Jeszcze na dzień przed meczem o Superpuchar Niemiec, media u naszego zachodniego sąsiada ostro jechały po naszym kapitanie kadry. No to Robert Lewandowski pokazał kto jest główną gwiazdą Bayernu Monachium!

5:0! W taki sposób Bayern rozjechał wczoraj w meczu o Superpuchar Niemiec Eintracht Frankfurt. Główną postacią na boisku był Robert Lewandowski. Nasz napastnik strzelił trzy piękne gole i był najlepszym piłkarzem na boisku.

Po samym spotkaniu naszego napastnika nie mógł się nachwalić nowy trener Bawarczyków, Niko Kovać, który powiedział: – Nie musimy tyle gadać o Robercie. To bardzo dobry i światowej klasy napastnik, który udowodnił to w meczu z Eintrachtem. Nie jest łatwo strzelić trzech bramek w 70 minut!
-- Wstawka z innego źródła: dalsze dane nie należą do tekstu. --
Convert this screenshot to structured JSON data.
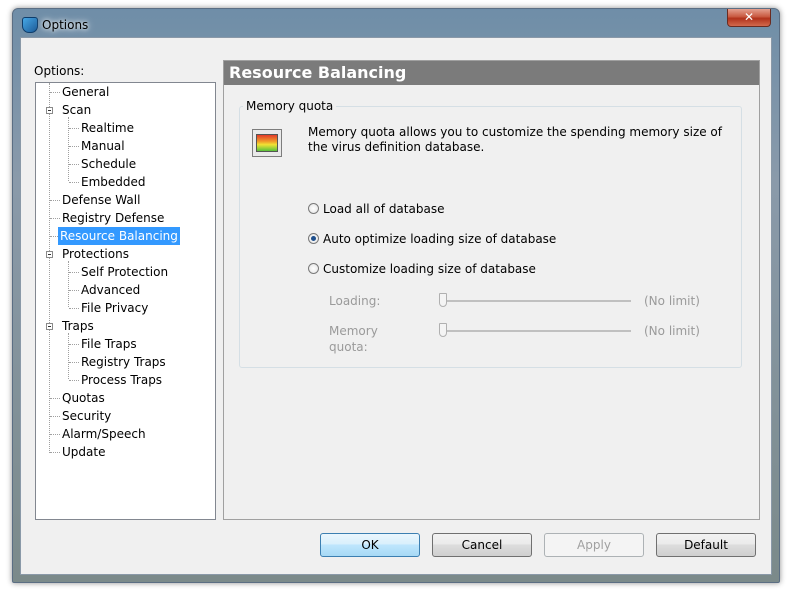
{
  "window": {
    "title": "Options",
    "close_glyph": "✕"
  },
  "tree": {
    "label": "Options:",
    "items": [
      {
        "label": "General"
      },
      {
        "label": "Scan"
      },
      {
        "label": "Realtime"
      },
      {
        "label": "Manual"
      },
      {
        "label": "Schedule"
      },
      {
        "label": "Embedded"
      },
      {
        "label": "Defense Wall"
      },
      {
        "label": "Registry Defense"
      },
      {
        "label": "Resource Balancing",
        "selected": true
      },
      {
        "label": "Protections"
      },
      {
        "label": "Self Protection"
      },
      {
        "label": "Advanced"
      },
      {
        "label": "File Privacy"
      },
      {
        "label": "Traps"
      },
      {
        "label": "File Traps"
      },
      {
        "label": "Registry Traps"
      },
      {
        "label": "Process Traps"
      },
      {
        "label": "Quotas"
      },
      {
        "label": "Security"
      },
      {
        "label": "Alarm/Speech"
      },
      {
        "label": "Update"
      }
    ]
  },
  "panel": {
    "header": "Resource Balancing",
    "group_title": "Memory quota",
    "description": "Memory quota allows you to customize the spending memory size of the virus definition database.",
    "radios": [
      {
        "label": "Load all of database",
        "checked": false
      },
      {
        "label": "Auto optimize loading size of database",
        "checked": true
      },
      {
        "label": "Customize loading size of database",
        "checked": false
      }
    ],
    "sliders": [
      {
        "label": "Loading:",
        "value_text": "(No limit)",
        "level": 0
      },
      {
        "label": "Memory quota:",
        "value_text": "(No limit)",
        "level": 0
      }
    ]
  },
  "buttons": {
    "ok": "OK",
    "cancel": "Cancel",
    "apply": "Apply",
    "default": "Default"
  },
  "colors": {
    "selection": "#3399ff",
    "header_bg": "#7b7b7b"
  }
}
Od rana niemieckie gazety prześcigają się w wymyślaniu pochwał pod adresem naszego piłkarza. Robert Lewandowski szybko ponownie stał się panem i władcą Bayernu. O ile jeszcze w sobotę nasz rodak ponoć nie zasługiwał sobie na grę w pierwszy składzie zespołu z Monachium, tak teraz ponownie jest snajperem klasy światowej.

Od dawna w Niemczech trwało prawdziwe polowanie na Lewego. Dziennikarze nie mogli mu wybaczyć, że Robert chce się wydostać z Bayernu i założyć koszulkę ukochanego Los Blancos. – Nakleić znaczek na tyłek i wysłać do Realu Madryt – napisał w swoim artykule dziennikarz „Die Welt” Christian Witt. Potem dziennikarz dodał jeszcze: – Bayern powinien skorzystać z okazji, skoro Lewandowski jest wyceniany na 90 mln i sprzedać go nawet za mniej, czyli 60-70 mln euro. Nakleić znaczek i wysłać do Realu, Manchesteru City czy do Chin!

Teraz skończyły się już te wszystkie bajeczki. Chyba każdy kto chociaż odrobinę zna się na futbolu, ten od razu dostrzeże jedną ważną rzecz – Robert Lewandowski jest nie do zastąpienia w Bayernie! Nie ma drugiego takiego napastnika dostępnego na rynku, który mógłby w stu procentach zastąpić naszego piłkarza.

Timo Werner? To nawet nie jest śmieszne. Dzisiaj Don Balon napisał o tym, że Bayern jest zainteresowany Ousmane Dembélé. Francuz miałby kosztować około 100 milionów euro. W sumie to jedna z głupszych plotek transferowych tegorocznego lata.

Nie ma, po prostu nie ma gracza, który mógłby zastąpić Lewego. I dobrze wie o tym Kovać. Dlatego nikt nie puści Roberta z ekipy Bayernu. A niemieccy dziennikarze mogą tylko ze złości pisać kolejne bzdury o Polaku. To jednak niczego nie zmieni!